Matt Davis built a very cool module for the Jupyter notebook called
ipythonblocks that rendered small images using HTML and CSS -
http://ipythonblocks.org/ seems to be down right now, but you can grab
the plugin at https://github.com/jiffyclub/ipythonblocks. As Guzdial &
Ericson showed, it's a great way to teach loops and conditionals, array
indexing, and a bunch of other things. Mike Hansen built the
"skimage.novice" module to provide similar functionality on top of
SciPy's image manipulation as a bridge between the simple-but-slow and
the real-but-harder-to-understand
(http://scikit-image.org/docs/stable/api/skimage.novice.html).
G
On 2015-12-03 10:32 AM, Lukas Weber wrote:
Hi Karin,
I like the example about pixels in an image. For each pixel in an
image (row by row), do something, for example convert color to
grayscale. Most students have a good intuition about images, pixels,
and other media examples.
I think this was from the "media computation" examples in Mark
Guzdial's "Why Is It So Hard To Learn To Program" paper:
http://files.software-carpentry.org/training-course/2012/08/guzdial.pdf
Lukas
On Thu, Dec 3, 2015 at 11:19 AM, Juan Nunez-Iglesias
<[email protected] <mailto:[email protected]>> wrote:
Ha! I like the egg metaphor + demo. One thing I would suggest is
to change the variable from "egg" to "egg_in_hand". People in my
workshop seemed to have the most trouble with the idea that each
element was being assigned to the variable name in the for loop.

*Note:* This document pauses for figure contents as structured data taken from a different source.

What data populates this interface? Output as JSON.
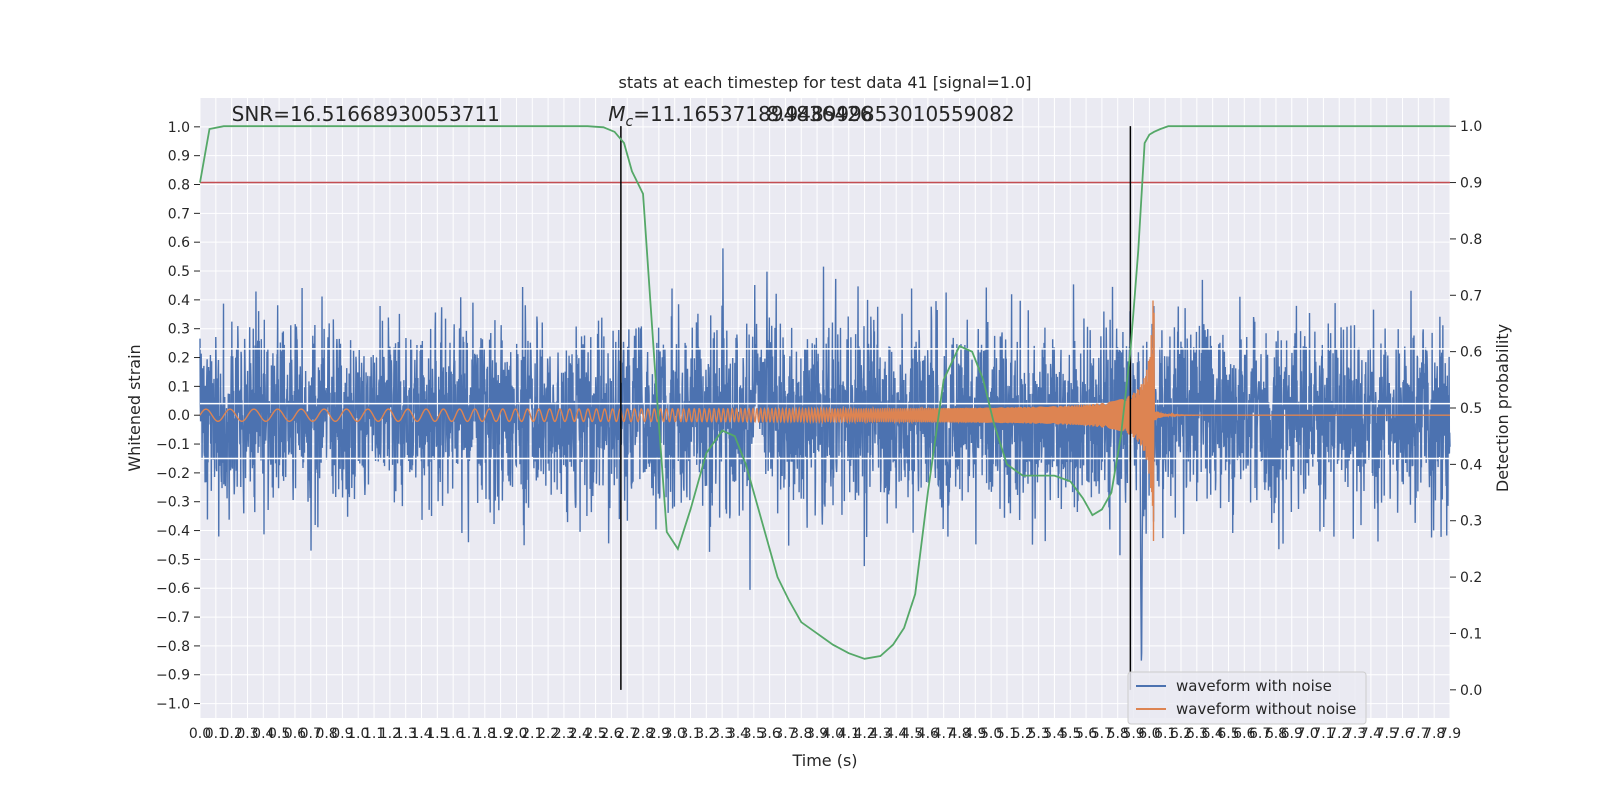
{
  "chart_data": {
    "type": "line",
    "title": "stats at each timestep for test data 41 [signal=1.0]",
    "xlabel": "Time (s)",
    "ylabel": "Whitened strain",
    "ylabel_right": "Detection probability",
    "xlim": [
      0,
      7.9
    ],
    "ylim": [
      -1.05,
      1.1
    ],
    "ylim_right": [
      -0.05,
      1.05
    ],
    "x_ticks": [
      0.0,
      0.1,
      0.2,
      0.3,
      0.4,
      0.5,
      0.6,
      0.7,
      0.8,
      0.9,
      1.0,
      1.1,
      1.2,
      1.3,
      1.4,
      1.5,
      1.6,
      1.7,
      1.8,
      1.9,
      2.0,
      2.1,
      2.2,
      2.3,
      2.4,
      2.5,
      2.6,
      2.7,
      2.8,
      2.9,
      3.0,
      3.1,
      3.2,
      3.3,
      3.4,
      3.5,
      3.6,
      3.7,
      3.8,
      3.9,
      4.0,
      4.1,
      4.2,
      4.3,
      4.4,
      4.5,
      4.6,
      4.7,
      4.8,
      4.9,
      5.0,
      5.1,
      5.2,
      5.3,
      5.4,
      5.5,
      5.6,
      5.7,
      5.8,
      5.9,
      6.0,
      6.1,
      6.2,
      6.3,
      6.4,
      6.5,
      6.6,
      6.7,
      6.8,
      6.9,
      7.0,
      7.1,
      7.2,
      7.3,
      7.4,
      7.5,
      7.6,
      7.7,
      7.8,
      7.9
    ],
    "y_ticks": [
      -1.0,
      -0.9,
      -0.8,
      -0.7,
      -0.6,
      -0.5,
      -0.4,
      -0.3,
      -0.2,
      -0.1,
      0.0,
      0.1,
      0.2,
      0.3,
      0.4,
      0.5,
      0.6,
      0.7,
      0.8,
      0.9,
      1.0
    ],
    "y_ticks_right": [
      0.0,
      0.1,
      0.2,
      0.3,
      0.4,
      0.5,
      0.6,
      0.7,
      0.8,
      0.9,
      1.0
    ],
    "grid": true,
    "legend_position": "bottom-right",
    "series": [
      {
        "name": "waveform with noise",
        "color": "#4c72b0",
        "noise_sd": 0.16,
        "noise_peak": 0.76,
        "merger_peak_x": 5.95,
        "merger_peak_y": -0.9
      },
      {
        "name": "waveform without noise",
        "color": "#dd8452",
        "start_x": 0.0,
        "merger_x": 6.03,
        "amp_start": 0.02,
        "amp_merger": 0.55,
        "amp_min_merger": -0.48,
        "start_freq_hz": 12,
        "merger_freq_hz": 90
      }
    ],
    "detection_probability": {
      "color": "#55a868",
      "x": [
        0.0,
        0.06,
        0.15,
        0.3,
        1.0,
        2.0,
        2.45,
        2.55,
        2.62,
        2.68,
        2.73,
        2.8,
        2.88,
        2.95,
        3.02,
        3.1,
        3.2,
        3.3,
        3.38,
        3.45,
        3.55,
        3.65,
        3.72,
        3.8,
        3.9,
        4.0,
        4.1,
        4.2,
        4.3,
        4.38,
        4.45,
        4.52,
        4.6,
        4.7,
        4.8,
        4.88,
        4.95,
        5.02,
        5.1,
        5.2,
        5.3,
        5.4,
        5.5,
        5.58,
        5.64,
        5.7,
        5.76,
        5.82,
        5.88,
        5.93,
        5.97,
        6.0,
        6.03,
        6.07,
        6.12,
        6.2,
        6.4,
        7.0,
        7.9
      ],
      "y": [
        0.9,
        0.995,
        1.0,
        1.0,
        1.0,
        1.0,
        1.0,
        0.998,
        0.99,
        0.97,
        0.92,
        0.88,
        0.55,
        0.28,
        0.25,
        0.32,
        0.42,
        0.46,
        0.45,
        0.4,
        0.3,
        0.2,
        0.16,
        0.12,
        0.1,
        0.08,
        0.065,
        0.055,
        0.06,
        0.08,
        0.11,
        0.17,
        0.35,
        0.55,
        0.61,
        0.6,
        0.55,
        0.47,
        0.4,
        0.38,
        0.38,
        0.38,
        0.37,
        0.34,
        0.31,
        0.32,
        0.35,
        0.45,
        0.6,
        0.78,
        0.97,
        0.985,
        0.99,
        0.995,
        1.0,
        1.0,
        1.0,
        1.0,
        1.0
      ]
    },
    "threshold": {
      "value": 0.9,
      "axis": "right",
      "color": "#c44e52"
    },
    "vlines": [
      2.66,
      5.88
    ],
    "hlines_white": [
      0.23,
      0.04,
      -0.15
    ],
    "annotations": [
      {
        "text": "SNR=16.51668930053711",
        "x": 0.2,
        "y": 1.02
      },
      {
        "text": "M",
        "sub": "c",
        "rest": "=11.165371894836426",
        "x": 2.58,
        "y": 1.02
      },
      {
        "text": "8.948999853010559082",
        "x": 3.58,
        "y": 1.02
      }
    ]
  }
}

With "egg_in_hand", you can demonstrate the assignment that's
happening.
Either way, I like all the different applications of your
metaphor. You can teach programming *and* make a cake, all in one
session!
Juan.
On Thu, Dec 3, 2015 at 9:01 PM, Ian Hawke <[email protected]
<mailto:[email protected]>> wrote:
One example that I've used in words, and want to try in reality:
Take an eggbox with one row of eggs.
for egg in eggbox:
crack(egg)
and then take them out one at a time and crack them (into a
jug, I guess).
Alternatively, number the eggs with a permanent marker from 0,
and use this to display list access.
Main reason for doing this with an eggbox is that it extends
to two dimensions, so the metaphor can extends to numpy array
examples with two indices, which always seems to cause more
issues.
Ian
On 03/12/2015 09:24, Karin Lagesen wrote:
The more I teach, the more I realize that I am not really
able to convey what a for loop does to everybody. Do any
of you have a metaphor or something that you use for
teaching it? I explain about variables and collections,
and the body of the loop, and I show examples, but I am
still not able to get through all the time.